The city does general maintenance on roads through its service department.

“There’s obviously more of that needed when you’re not doing a regular and consistent paving program,” Bodenmiller said.

The city spent approximately $6.4 million on its neighborhood streets from 2000 through 2008. However, with revenues shrinking due to the recession and $2.5 million of cuts from the state and federal government in 2012, the city hasn’t had the resources to keep up with the program.

O’Neill feels if the city doesn’t get started soon, the previously completed streets will needed paved again.

“We do need to address it and quit pushing it back,” O’Neill said.

O’Neill said the city has done a good job of funding bigger projects through match grants but said some of the older neighborhoods need attention.

Springfield spent $200,000 on road resurfacing projects last year.

In 2012, the city won state grants to pay for repaving the main road through Snyder Park and for Harding Road from Fountain to St. Paris Pike. The Harding Road project was fully funded through $701,000 in grants from the Federal Highway Administration and the Ohio Public Works, while Snyder Park, paved from Bechtle Avenue to Plum Street, cost approximately $211,000 with most coming from a $134,000 grant from the Ohio Department of Natural Resources.

The city also used $100,000 in Ohio Public Works money to repair sections of roads including Bechtle Avenue, McCreight Avenue, Belmont Avenue, St. Paris Pike, Limestone Street, Dayton Avenue, West John Street, Miracle Mile, Santa Monica Avenue and Home Road.

This year, the city will convert a section of North Fountain Avenue between Main and Columbia streets from one-way to two-way traffic as part of a $1 million streetscape project funded through federal earmarks awarded to the city during former U.S. Rep. Dave Hobson’s final term in office. It received a total of $6 million that paid for the North Street relocation project, the North Limestone Street bridge replacement and the North Fountain Avenue streetscape project.
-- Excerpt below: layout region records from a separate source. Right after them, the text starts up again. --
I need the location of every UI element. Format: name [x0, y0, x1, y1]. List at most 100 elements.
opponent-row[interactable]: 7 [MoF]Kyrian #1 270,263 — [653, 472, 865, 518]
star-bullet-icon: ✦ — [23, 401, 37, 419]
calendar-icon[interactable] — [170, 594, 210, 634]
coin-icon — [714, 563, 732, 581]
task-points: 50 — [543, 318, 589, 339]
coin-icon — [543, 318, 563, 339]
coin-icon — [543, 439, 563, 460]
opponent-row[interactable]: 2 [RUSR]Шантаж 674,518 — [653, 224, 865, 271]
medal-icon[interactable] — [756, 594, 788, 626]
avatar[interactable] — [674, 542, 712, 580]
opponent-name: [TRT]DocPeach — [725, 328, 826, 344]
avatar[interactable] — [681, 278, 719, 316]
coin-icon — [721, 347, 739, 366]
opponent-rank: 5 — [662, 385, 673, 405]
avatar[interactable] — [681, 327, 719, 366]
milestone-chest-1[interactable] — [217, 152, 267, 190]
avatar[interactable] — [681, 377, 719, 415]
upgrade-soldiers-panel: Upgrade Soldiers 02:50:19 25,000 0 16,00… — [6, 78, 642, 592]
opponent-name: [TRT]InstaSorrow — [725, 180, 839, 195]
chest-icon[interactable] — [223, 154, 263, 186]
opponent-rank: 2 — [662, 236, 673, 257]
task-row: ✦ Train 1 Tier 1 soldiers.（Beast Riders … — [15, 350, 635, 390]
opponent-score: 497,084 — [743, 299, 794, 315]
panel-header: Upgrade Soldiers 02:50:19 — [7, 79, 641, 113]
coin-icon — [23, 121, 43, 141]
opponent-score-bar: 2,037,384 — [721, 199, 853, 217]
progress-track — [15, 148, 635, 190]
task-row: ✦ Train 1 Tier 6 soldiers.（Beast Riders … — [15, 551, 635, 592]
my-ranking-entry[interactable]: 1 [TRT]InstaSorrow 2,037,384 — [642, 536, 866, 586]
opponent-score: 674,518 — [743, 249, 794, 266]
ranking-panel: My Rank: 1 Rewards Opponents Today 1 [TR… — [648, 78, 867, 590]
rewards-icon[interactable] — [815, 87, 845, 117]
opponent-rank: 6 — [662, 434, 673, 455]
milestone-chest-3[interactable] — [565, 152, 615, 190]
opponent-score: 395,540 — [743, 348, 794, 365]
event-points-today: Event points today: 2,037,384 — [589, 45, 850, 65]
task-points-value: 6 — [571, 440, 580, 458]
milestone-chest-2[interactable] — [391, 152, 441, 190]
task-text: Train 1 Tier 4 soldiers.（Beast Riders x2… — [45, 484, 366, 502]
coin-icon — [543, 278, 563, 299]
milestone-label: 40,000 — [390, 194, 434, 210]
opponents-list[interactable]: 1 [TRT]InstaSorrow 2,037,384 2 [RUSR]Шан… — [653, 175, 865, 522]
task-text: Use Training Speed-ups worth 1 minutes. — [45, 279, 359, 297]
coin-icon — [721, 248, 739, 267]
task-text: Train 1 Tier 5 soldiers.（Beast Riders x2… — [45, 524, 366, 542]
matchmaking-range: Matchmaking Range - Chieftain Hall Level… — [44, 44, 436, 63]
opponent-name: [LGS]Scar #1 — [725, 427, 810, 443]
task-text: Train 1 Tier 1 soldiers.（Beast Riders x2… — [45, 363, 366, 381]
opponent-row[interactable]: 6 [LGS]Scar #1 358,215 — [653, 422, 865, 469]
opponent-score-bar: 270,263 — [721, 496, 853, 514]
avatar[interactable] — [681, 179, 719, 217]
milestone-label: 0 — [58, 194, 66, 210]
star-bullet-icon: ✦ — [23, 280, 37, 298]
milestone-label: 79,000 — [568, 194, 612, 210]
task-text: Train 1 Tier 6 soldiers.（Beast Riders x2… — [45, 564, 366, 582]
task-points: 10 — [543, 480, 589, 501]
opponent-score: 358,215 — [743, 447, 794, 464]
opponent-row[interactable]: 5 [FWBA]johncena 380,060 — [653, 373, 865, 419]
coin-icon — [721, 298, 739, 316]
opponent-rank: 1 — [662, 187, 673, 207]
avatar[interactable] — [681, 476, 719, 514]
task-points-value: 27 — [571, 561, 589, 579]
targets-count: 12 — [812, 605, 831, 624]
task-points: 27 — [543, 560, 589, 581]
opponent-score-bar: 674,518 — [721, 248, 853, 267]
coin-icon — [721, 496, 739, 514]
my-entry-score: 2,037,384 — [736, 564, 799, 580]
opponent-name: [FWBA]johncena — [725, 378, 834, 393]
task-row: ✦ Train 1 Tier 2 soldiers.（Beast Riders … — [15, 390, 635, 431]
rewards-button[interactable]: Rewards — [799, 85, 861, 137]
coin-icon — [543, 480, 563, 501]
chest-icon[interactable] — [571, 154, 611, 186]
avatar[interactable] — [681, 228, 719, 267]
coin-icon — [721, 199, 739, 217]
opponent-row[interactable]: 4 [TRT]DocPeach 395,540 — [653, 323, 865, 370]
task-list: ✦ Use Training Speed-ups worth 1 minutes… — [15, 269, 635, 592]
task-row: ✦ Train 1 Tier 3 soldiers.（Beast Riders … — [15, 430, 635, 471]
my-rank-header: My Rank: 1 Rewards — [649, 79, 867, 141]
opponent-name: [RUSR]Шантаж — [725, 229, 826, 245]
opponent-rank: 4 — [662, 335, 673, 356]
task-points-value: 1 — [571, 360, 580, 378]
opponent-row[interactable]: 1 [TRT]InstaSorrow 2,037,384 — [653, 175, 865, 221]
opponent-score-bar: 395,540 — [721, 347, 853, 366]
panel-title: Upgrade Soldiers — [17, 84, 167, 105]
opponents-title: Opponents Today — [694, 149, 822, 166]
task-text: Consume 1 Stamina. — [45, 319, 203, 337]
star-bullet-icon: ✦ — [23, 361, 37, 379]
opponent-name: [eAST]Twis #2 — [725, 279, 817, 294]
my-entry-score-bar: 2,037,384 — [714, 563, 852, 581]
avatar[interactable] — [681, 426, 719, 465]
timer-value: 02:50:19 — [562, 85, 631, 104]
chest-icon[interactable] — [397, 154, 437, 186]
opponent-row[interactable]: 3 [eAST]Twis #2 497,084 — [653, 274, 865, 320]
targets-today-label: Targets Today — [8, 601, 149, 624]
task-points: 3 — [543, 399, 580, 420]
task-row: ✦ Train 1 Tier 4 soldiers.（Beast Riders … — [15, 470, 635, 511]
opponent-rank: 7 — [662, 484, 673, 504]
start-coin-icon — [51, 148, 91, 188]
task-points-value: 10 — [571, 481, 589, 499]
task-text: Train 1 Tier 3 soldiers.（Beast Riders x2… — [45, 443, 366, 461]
“It’s tough to pick and choose what projects you’re going to do, what specific streets you’re going to pave,” Bodenmiller said. “Everybody wants their street done, but you can only do a limited number.”

The city will use another $190,000 from Ohio Public Works to fund shaving and paving of Home Road from Fountain Avenue to the bridge overlooking the multi-use trail. The project is estimated at $380,000 with the other half of the funds coming from the city’s permanent improvement fund. The Home Road project is projected to begin in July.

Already, $3.2 million worth of grant-funded road construction is planned in 2014, including $1.8 million in repairs to sections of Limestone Street, Kenton Street, John Street and McCreight Ave. and another $1.4 million to replace the Bechtle Avenue bridge over Buck Creek.

“We have to concentrate on those (main roads) when we have little revenues,” Bodenmiller said. “We have to concentrate on the streets that get the high volumes of traffic. They’re the ones that are typically available for state funding or state assistance.”

It is more expensive to fix roads. The price of asphalt had risen from $29 per ton in 2000 to $46 per ton in 2007. In 2012, the price of asphalt was between $71 and $75 per ton.

“It’s skyrocketed over the last five to seven years,” said Fredrick Pausch, the executive director of the County Engineers of Ohio Association.

Bodenmiller said the city’s situation is similar to other cities.

“As municipalities funding levels have decreased across the country, they’re only able to do so much with limited dollars,” Bodenmiller said.